Eh bien, figure-toi, Marcello, qu’il y a du nouveau…
Dans ce cas, de quoi s’agit-il, s’il te plaît, Vicky ? ai-je élevé le ton. Elle a joint les mains sur son visage, un court instant, pour réfléchir : Walter a purgé sa peine. Mais son avocat a introduit un recours, il a demandé une révision du procès, et le juge a rouvert le dossier. Walter, sache-le, a changé de système de défense, il prétend toujours qu’il a été dénoncé. Mais cette fois, il se dit en mesure de le prouver.
J’ai demandé à ma tante quel lien elle établissait entre moi, son ex-secrétaire particulier, et cette affaire réglée depuis si longtemps ? Elle n’allait quand même pas croire tout ce que racontait l’avocat de Walter… ? En retour, Vicky m’a demandé pourquoi j’avais accepté si facilement de disparaître à ce moment-là, alors que c’était contre mon gré. Ça me chiffonne, Marcello ! Tu ne peux pas savoir combien ça me trouble ! Aussi, voilà ce qui est nouveau : Walter a été dénoncé par lettre anonyme. Au procès, par contre, je me souviens, on avait simplement évoqué un coup de téléphone à la police.
Tu l’as vue, cette lettre ?… ai-je demandé.
Non, bien entendu. Pour l’instant, je n’ai pas le droit de consulter le moindre document.
Elle a extrait un mouchoir en papier d’une boîte. Ensuite, tamponné ses paupières. Elle a poursuivi, le mouchoir dans le creux de sa main, puis roulé en boule dans sa manche : Mon avocat l’a vue, la lettre, il a accès aux pièces du dossier… Qui est ton avocat, ma tante ? Gaëtan.
J’ai posé la question : Elle est comment cette lettre anonyme ? c’est mon écriture, peut-être ? Pas d’écriture, Marcello… des caractères de différentes polices, découpés dans les journaux, majuscules, minuscules, assemblés et col- lés sur une feuille.
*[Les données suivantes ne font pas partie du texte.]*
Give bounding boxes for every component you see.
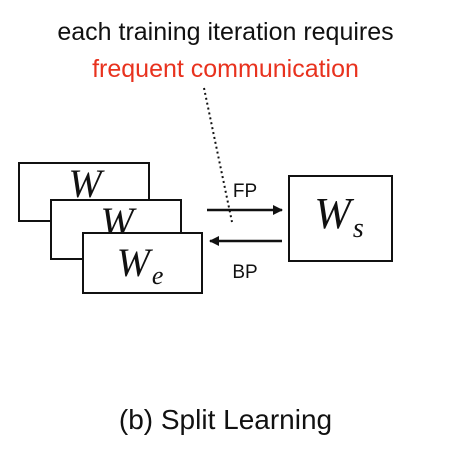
annotation-pointer-line <box>203 87 233 223</box>
figure-caption: (b) Split Learning <box>118 404 333 435</box>
forward-pass-label: FP <box>233 181 257 202</box>
server-model-box: Ws <box>288 175 393 262</box>
backward-pass-label: BP <box>232 262 257 283</box>
diagram-canvas: W W We Ws FP BP <box>18 87 393 294</box>
client-model-box-front: We <box>82 232 203 294</box>
split-learning-figure: each training iteration requires frequen… <box>0 0 451 461</box>
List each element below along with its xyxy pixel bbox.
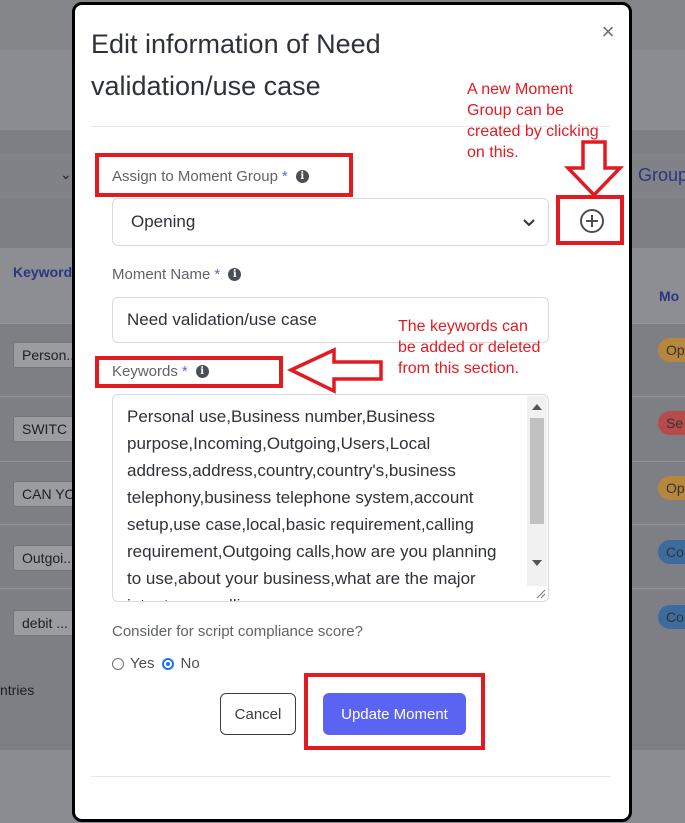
annotation-arrow-left <box>286 347 383 394</box>
annotation-line: Group can be <box>467 102 564 119</box>
annotation-line: created by clicking <box>467 123 599 140</box>
annotation-line: The keywords can <box>398 318 528 335</box>
annotation-line: A new Moment <box>467 81 573 98</box>
annotation-line: on this. <box>467 144 519 161</box>
annotation-keywords-note: The keywords can be added or deleted fro… <box>398 316 540 379</box>
annotation-new-group-note: A new Moment Group can be created by cli… <box>467 79 599 163</box>
annotation-line: be added or deleted <box>398 339 541 356</box>
annotation-line: from this section. <box>398 360 519 377</box>
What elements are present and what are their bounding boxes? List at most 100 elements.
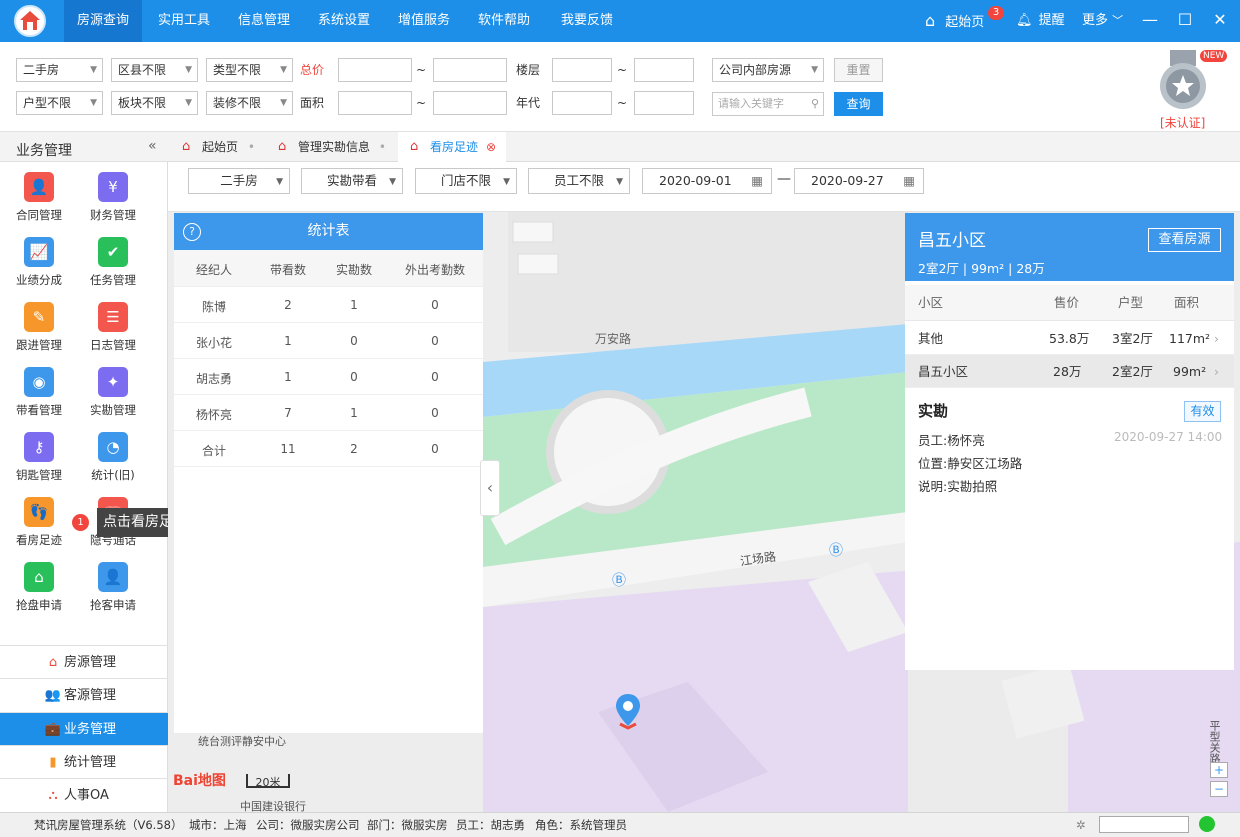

Rien d’autre que le nom de Walter, la date exacte de son passage en douane de Genève, le lieu, Ferney-Voltaire, le numéro d’immatriculation, la marque et la couleur de sa voiture. Enfin, la mention d’une certaine somme en billets dans un sac de voyage. Et puis, des insultes, des insanités.
Et qu’est-ce que ça prouve ? Ça prouve, a répondu ma tante, que quelqu’un d’autre était au courant, donc Walter n’a pas agi seul pour truquer les comptes de la fondation.